Over the last month, a series of small adventures brought me to MOCA to see the gorgeous Jennifer Packer exhibit and to the Rendon Gallery Pop-Up for the opening of Susan Feldman’s M.O.C. (My Own City.) My dear friend Brad and I took in the immersive Van Gogh installation is the building that used to be Amoeba Records. I was particularly struck by the size of the space. Back in the day, I’d spent a fair amount of time bumping around in the narrow aisles, thumbing through bin after bin of used vinyl. There was a comforting dusty smell to the place and also the murmur of conversation under the store’s eclectic soundtrack. That kind of intimacy did not immediately present itself when I entered the Van Gogh installation. Classical music pounded through crackly speakers while giant, whirling images, seemingly pulled like squirming fish from the original paintings, flooded the empty walls, floors, and ceiling. Spectators were corralled onto ottomans or benches enclosed in white circles. Everyone was masked, six feet apart, unable to hear a word. I fought my urge to run and, instead, looked for signs of connection and communion. I sat and put out some metaphorical feelers, letting the presence of my friend and the presence of my fellow humans work to settle me in space.
In a few days, I’ll drop my son at college to begin his sophomore year in person.

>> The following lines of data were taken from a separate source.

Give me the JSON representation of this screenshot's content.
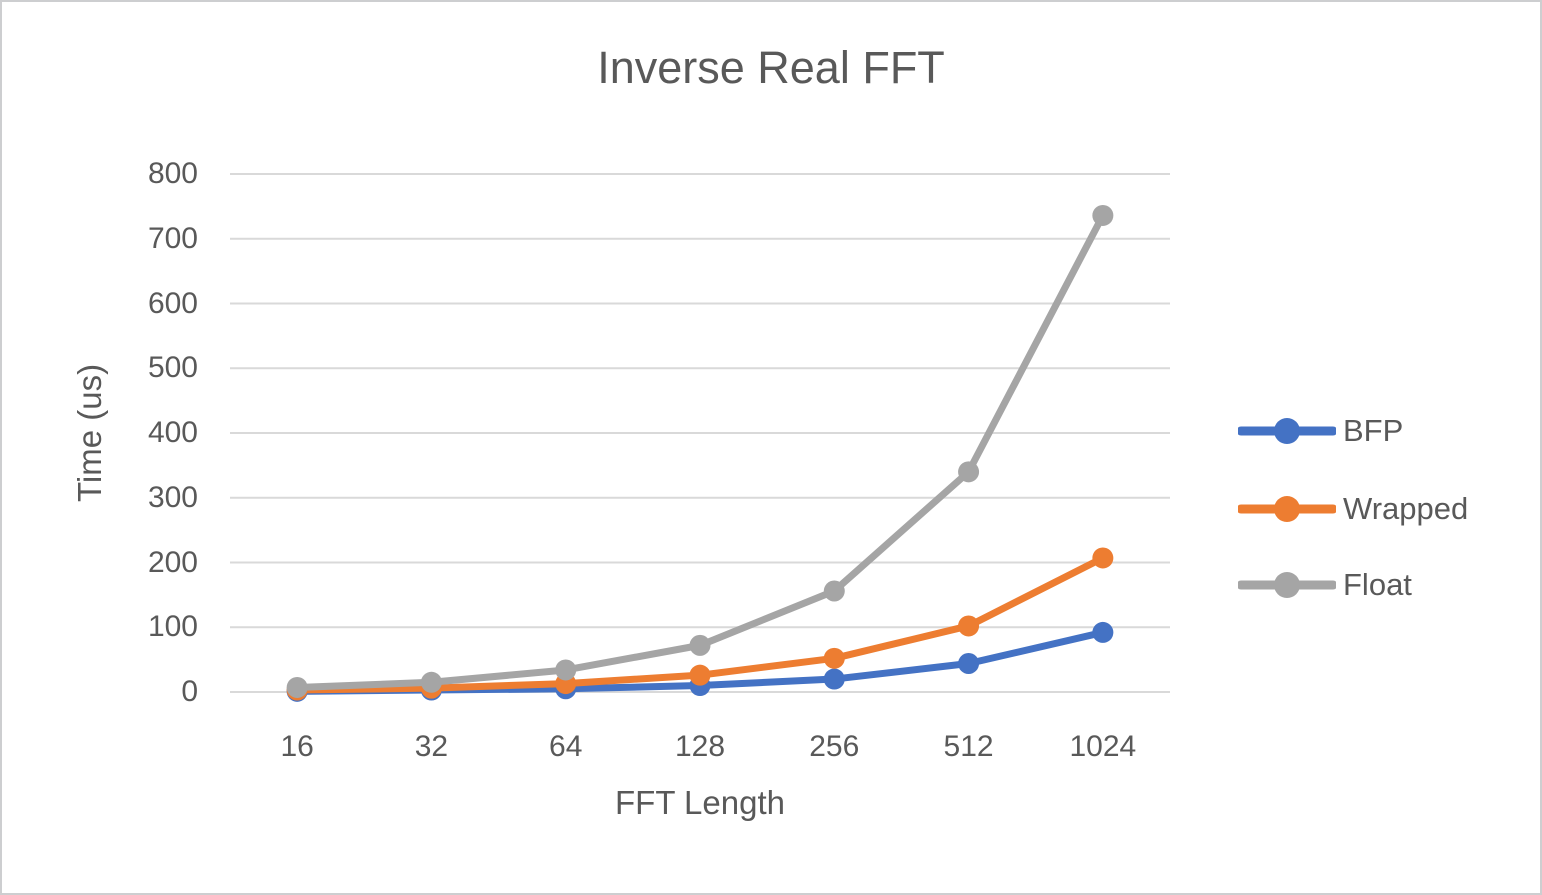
{
  "chart_data": {
    "type": "line",
    "title": "Inverse Real FFT",
    "xlabel": "FFT Length",
    "ylabel": "Time (us)",
    "categories": [
      "16",
      "32",
      "64",
      "128",
      "256",
      "512",
      "1024"
    ],
    "series": [
      {
        "name": "BFP",
        "color": "#4472C4",
        "values": [
          1,
          3,
          5,
          10,
          20,
          44,
          92
        ]
      },
      {
        "name": "Wrapped",
        "color": "#ED7D31",
        "values": [
          3,
          6,
          13,
          26,
          52,
          102,
          207
        ]
      },
      {
        "name": "Float",
        "color": "#A5A5A5",
        "values": [
          7,
          15,
          34,
          72,
          156,
          340,
          736
        ]
      }
    ],
    "ylim": [
      0,
      800
    ],
    "yticks": [
      0,
      100,
      200,
      300,
      400,
      500,
      600,
      700,
      800
    ],
    "grid": true,
    "grid_color": "#D9D9D9",
    "text_color": "#595959",
    "legend_position": "right"
  }
}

His sister started her senior year of high school a few weeks ago, and, depending upon my ever shifting point of view, my house and life are either emptying or becoming more spacious.
I’ve been defining myself as “a mother who sometimes writes” for the better part of two decades and, though I have managed to produce a fair amount of my own work, my schedule has been built primarily around the kids.
“What is your pace?” The question was posed by my therapist in a recent session. My answer changes daily.
On the day my daughter drove herself to school, I sat in the kitchen with a second cup of coffee and read about the death of Charlie Watts. The dapper drummer had been continuously keeping the beat for The Rolling Stones for 58 years. What would the band do without him? I got a little weepy and then I was up and out the door, walking to the post office in the bright sunshine. Moving away from emotion? Moving through emotion? A little of both?
Once I’d dropped my package, I kept going. I walked the route I used to take when I linked hands with both kids before crossing the street. Now, I walked with the dogs (one very small and one a little less small.) One dog is always a bit ahead, the other often lags behind. My task is to balance in the middle.
As we passed the library, the elementary school, the ice cream shop, I wondered if I’d done enough as a parent. I berated myself for not being a more productive writer. Maybe I should have gone to graduate school? I hummed a few bars of “What I did for Love.” I might have let a few tears slip.
Had I done enough?
What is your pace?
Could the answer to a question be another question?
There’s time to find out.
Setting my own pace
Sounds to me as if you are discovering your pace. Or about to. I wish you well every step of the way.